James Thew - Fotolia
Invoke these 3 commandments of microservice applications
Unlock a microservice app's potential with a three-pillared approach centered on a thorough component directory, absolute service flexibility and reliable backwards compatibility.
When organizations develop microservice applications, developers do not write and provision the entire app all at once. Instead, they combine collections of functional components as needed to facilitate particular functions. This difference means an organization can update processes far more easily than it could through a monolithic enterprise application.
However, the benefits of this development approach don't come automatically. To introduce microservices and manage microservice applications effectively, organizations need to focus on three major areas of their development architecture: their component directory, the flexibility of their services and their ability to maintain backwards compatibility.
Comprehensive directories
First developers need access to a comprehensive directory of available functional components throughout the entire development process. This directory should contain available private functions -- specifically those developed and supported in house -- as well as any cloud-provided functions. This directory should plug into the developers' tools, as well. Puppet, Jenkins, GitLab and Atlassian are examples of provisioning tools designed with this plug-in need in mind.

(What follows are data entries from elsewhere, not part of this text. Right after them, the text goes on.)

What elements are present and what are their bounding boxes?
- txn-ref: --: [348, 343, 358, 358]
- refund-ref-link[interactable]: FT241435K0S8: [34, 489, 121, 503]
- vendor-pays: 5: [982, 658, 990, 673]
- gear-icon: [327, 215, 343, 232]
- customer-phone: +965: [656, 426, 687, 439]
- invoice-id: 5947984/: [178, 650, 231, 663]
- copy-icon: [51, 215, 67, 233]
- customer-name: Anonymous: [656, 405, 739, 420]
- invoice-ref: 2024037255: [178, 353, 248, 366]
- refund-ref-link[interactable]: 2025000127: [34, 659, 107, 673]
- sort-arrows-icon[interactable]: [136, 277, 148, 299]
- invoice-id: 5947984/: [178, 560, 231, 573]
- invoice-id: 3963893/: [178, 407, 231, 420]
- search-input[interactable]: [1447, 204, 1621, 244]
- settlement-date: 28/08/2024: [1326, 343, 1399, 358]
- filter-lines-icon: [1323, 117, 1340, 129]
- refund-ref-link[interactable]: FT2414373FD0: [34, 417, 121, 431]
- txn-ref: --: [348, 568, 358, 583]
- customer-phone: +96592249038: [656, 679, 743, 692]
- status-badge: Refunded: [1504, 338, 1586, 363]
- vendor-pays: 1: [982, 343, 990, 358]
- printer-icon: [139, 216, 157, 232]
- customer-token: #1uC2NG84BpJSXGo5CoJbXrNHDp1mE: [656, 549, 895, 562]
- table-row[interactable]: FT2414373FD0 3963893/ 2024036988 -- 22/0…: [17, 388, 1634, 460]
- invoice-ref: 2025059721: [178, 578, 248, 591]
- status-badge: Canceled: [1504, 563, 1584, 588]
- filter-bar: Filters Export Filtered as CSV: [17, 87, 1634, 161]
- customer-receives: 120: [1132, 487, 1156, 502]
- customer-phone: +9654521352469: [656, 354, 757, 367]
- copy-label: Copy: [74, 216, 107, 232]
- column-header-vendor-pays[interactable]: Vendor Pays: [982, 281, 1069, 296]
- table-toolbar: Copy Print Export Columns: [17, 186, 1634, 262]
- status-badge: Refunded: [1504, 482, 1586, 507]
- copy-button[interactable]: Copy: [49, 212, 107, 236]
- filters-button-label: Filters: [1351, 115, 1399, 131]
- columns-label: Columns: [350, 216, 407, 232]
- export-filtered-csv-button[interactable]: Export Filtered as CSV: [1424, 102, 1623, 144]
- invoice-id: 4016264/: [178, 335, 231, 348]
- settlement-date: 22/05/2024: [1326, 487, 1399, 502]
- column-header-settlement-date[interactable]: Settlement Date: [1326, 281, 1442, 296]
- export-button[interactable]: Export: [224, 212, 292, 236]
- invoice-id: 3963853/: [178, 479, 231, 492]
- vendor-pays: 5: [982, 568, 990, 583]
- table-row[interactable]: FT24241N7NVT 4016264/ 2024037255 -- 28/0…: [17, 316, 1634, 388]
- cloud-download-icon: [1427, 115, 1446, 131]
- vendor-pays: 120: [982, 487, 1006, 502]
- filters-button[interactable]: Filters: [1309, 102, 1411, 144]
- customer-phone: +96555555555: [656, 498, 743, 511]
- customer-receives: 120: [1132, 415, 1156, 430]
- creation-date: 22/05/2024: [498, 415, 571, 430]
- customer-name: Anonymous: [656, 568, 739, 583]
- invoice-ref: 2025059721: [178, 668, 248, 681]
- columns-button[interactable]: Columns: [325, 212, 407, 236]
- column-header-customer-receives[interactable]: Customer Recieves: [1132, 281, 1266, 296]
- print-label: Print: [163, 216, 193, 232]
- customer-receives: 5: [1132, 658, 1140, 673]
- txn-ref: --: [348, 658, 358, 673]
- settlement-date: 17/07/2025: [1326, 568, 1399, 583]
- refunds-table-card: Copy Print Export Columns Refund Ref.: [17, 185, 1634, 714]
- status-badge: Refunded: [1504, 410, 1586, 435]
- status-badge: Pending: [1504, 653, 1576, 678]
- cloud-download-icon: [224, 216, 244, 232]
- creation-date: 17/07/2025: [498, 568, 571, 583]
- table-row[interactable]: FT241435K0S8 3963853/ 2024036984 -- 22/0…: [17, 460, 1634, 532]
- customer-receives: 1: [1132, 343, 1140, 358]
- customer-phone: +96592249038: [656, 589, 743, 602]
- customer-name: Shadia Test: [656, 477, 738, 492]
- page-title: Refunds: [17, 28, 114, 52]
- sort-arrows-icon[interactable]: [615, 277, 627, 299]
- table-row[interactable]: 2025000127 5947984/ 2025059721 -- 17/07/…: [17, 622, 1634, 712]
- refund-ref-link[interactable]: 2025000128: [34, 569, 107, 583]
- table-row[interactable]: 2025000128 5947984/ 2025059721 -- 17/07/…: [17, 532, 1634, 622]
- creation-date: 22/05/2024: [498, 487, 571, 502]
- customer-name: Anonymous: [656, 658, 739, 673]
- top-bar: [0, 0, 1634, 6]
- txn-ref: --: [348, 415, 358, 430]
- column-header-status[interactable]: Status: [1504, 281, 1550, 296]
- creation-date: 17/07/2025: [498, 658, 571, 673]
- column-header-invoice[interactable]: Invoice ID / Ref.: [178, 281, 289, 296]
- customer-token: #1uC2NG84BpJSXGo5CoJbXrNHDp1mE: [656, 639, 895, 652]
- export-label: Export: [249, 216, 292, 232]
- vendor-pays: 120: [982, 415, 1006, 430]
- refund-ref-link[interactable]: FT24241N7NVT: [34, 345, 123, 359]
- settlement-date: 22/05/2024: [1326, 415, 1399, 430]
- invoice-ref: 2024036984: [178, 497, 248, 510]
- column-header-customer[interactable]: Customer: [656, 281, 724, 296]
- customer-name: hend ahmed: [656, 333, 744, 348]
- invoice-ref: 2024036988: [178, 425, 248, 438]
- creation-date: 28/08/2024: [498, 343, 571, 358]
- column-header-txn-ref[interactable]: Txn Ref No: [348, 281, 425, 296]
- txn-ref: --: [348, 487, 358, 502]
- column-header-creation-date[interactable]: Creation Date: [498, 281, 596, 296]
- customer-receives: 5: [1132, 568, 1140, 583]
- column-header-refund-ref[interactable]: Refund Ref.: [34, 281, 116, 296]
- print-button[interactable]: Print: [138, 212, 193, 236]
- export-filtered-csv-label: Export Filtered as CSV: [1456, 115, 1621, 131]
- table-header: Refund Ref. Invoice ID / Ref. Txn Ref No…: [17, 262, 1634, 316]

Developers also need a way to pull all their desired components together in the right place at the right time. This demand means that they also need full orchestration capabilities. While many provisioning tools have a comprehensive amount of built-in orchestration features, organizations may still want to consider orchestration-focused tools like Kubernetes or Jenkins.
Untethered flexibility
Complete flexibility is a must-have for microservice applications. If an organization takes a bunch of functional components and hard-wires them together, they are not necessarily any better off than when they used monolithic enterprise applications. What they really need is the capability to switch modules in and out as required. This capability would allow them to replace one chunk of functionality with a new one whenever needed, without the need for recompilations or massive retro-testing.
However, the microservices need to be stateless if developers wish to achieve complete flexibility. Another stipulation also exists: Any directories that point to a microservice need to understand how to transmit requesting calls and deal with incoming response data. These stipulations also mean that an incredibly high level of responsibility is put on microservice application developers to ensure that they support open standards and standardized APIs in order to make their microservices accessible to other development and testing teams.
Reliable backward compatibility
Service reuse comes with another liability: If a microservice changes, it can impact tens or even hundreds of other composite applications. Developers must make sure to devise a reliable plan for backward compatibility as they cultivate their microservices. Again, orchestration is the key. An effective orchestration tool like Kubernetes should allow developers to identify all the dependencies that surround the microservice, and check for any inconsistencies.